Modeling of intravenous caspofungin administration using an intestine-on-chip reveals altered Candida albicans microcolonies and pathogenicity.

Kaden T*, Alonso-Roman R*, Akbarimoghaddam P*, Mosig AS, Graf K, Raasch M, Hoffmann B, Figge MT#, Hube B#, Gresnigt MS#


Candida albicans is a commensal yeast of the human intestinal microbiota that, under predisposing conditions, can become pathogenic and cause life-threatening systemic infections (candidiasis). Fungal-host interactions during candidiasis are commonly studied using conventional 2D in vitro models, which have provided critical insights into the pathogenicity. However, microphysiological models with a higher biological complexity may be more suitable to mimic in vivo-like infection processes and antifungal drug efficacy. Therefore, a 3D intestine-on-chip model was used to investigate fungal-host interactions during the onset of invasive candidiasis and evaluate antifungal treatment under clinically relevant conditions. By combining microbiological and image-based analyses we quantified infection processes such as invasiveness and fungal translocation across the epithelial barrier. Additionally, we obtained novel insights into fungal microcolony morphology and association with the tissue. Our results demonstrate that C. albicans microcolonies induce injury to the epithelial tissue by disrupting apical cell-cell contacts and causing inflammation.
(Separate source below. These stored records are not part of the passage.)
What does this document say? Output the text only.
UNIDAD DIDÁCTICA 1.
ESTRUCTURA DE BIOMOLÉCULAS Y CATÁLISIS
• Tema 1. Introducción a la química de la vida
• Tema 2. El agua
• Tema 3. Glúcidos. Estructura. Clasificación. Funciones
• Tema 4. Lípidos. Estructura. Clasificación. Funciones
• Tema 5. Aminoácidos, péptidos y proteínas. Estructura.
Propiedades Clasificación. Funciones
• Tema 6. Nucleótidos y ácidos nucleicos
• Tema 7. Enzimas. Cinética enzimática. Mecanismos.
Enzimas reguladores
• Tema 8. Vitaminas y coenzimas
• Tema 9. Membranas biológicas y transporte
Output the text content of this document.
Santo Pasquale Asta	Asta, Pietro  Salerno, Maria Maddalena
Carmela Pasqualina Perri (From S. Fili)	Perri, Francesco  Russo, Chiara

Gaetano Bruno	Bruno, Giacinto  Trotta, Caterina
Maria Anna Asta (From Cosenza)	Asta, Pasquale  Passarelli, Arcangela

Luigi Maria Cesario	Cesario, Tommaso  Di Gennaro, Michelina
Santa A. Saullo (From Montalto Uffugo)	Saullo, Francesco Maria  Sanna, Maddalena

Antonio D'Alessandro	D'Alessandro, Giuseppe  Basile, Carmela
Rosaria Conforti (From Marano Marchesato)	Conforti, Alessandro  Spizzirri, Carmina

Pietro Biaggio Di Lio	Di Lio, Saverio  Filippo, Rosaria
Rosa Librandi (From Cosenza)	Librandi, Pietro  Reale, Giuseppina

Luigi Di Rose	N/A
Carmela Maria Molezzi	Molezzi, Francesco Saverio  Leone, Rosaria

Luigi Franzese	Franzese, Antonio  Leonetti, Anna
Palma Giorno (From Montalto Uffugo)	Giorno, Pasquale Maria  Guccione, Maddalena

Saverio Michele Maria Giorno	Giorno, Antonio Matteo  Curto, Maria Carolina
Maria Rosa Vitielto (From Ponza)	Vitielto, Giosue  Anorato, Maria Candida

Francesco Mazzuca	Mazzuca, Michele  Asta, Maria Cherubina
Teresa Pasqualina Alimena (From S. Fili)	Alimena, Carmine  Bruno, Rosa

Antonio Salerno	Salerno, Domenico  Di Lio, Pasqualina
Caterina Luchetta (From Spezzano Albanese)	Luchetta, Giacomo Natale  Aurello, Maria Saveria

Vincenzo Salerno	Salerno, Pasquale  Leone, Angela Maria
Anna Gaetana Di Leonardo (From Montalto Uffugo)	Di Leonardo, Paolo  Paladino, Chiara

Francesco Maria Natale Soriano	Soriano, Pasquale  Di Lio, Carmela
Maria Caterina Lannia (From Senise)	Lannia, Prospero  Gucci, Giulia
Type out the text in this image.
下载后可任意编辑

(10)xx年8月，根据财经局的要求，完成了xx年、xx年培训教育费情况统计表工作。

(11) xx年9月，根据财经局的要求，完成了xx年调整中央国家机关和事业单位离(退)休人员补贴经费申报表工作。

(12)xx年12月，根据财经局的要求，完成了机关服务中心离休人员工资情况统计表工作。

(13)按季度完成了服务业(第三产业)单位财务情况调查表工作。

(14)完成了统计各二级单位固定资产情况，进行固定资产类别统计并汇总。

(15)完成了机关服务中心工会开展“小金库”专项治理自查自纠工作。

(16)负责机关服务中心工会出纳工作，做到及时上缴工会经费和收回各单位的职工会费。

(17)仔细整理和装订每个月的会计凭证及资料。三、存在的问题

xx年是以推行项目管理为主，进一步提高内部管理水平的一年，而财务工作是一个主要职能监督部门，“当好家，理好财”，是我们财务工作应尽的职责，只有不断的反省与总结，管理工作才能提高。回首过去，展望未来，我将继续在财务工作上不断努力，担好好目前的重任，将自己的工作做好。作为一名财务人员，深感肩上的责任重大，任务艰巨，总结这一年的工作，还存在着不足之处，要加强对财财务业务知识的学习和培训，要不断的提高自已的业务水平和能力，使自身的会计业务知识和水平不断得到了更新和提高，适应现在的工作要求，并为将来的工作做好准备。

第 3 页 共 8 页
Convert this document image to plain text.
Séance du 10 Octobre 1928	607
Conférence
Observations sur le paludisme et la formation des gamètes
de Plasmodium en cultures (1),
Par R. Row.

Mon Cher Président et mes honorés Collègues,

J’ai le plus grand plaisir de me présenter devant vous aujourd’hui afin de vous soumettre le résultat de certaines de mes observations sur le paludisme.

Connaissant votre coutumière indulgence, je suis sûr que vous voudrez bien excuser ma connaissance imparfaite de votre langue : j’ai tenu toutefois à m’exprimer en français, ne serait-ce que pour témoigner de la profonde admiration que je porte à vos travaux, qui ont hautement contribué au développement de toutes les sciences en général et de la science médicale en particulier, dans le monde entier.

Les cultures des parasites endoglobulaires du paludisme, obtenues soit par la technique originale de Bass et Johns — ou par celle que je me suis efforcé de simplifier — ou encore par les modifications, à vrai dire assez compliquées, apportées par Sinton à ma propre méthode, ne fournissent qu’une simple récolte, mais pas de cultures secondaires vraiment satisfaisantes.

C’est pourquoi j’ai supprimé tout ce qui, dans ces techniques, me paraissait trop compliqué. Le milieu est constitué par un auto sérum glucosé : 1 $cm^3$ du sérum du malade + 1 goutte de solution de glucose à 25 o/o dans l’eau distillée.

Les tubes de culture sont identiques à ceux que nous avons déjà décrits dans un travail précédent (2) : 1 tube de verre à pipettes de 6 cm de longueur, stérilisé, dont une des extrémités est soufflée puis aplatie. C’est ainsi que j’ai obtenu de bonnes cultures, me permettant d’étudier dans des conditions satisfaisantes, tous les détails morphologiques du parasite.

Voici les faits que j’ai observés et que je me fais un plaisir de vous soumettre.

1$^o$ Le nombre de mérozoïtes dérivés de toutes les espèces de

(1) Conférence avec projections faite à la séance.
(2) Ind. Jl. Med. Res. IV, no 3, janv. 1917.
Caspofungin treatment effectively reduced the fungal biomass and induced substantial alterations in microcolony morphology during infection with a wild-type strain. However, caspofungin showed limited effects after infection with an echinocandin-resistant clinical isolate. Collectively, this organ-on-chip model can be leveraged for in-depth characterization of pathogen-host interactions and alterations due to antimicrobial treatment.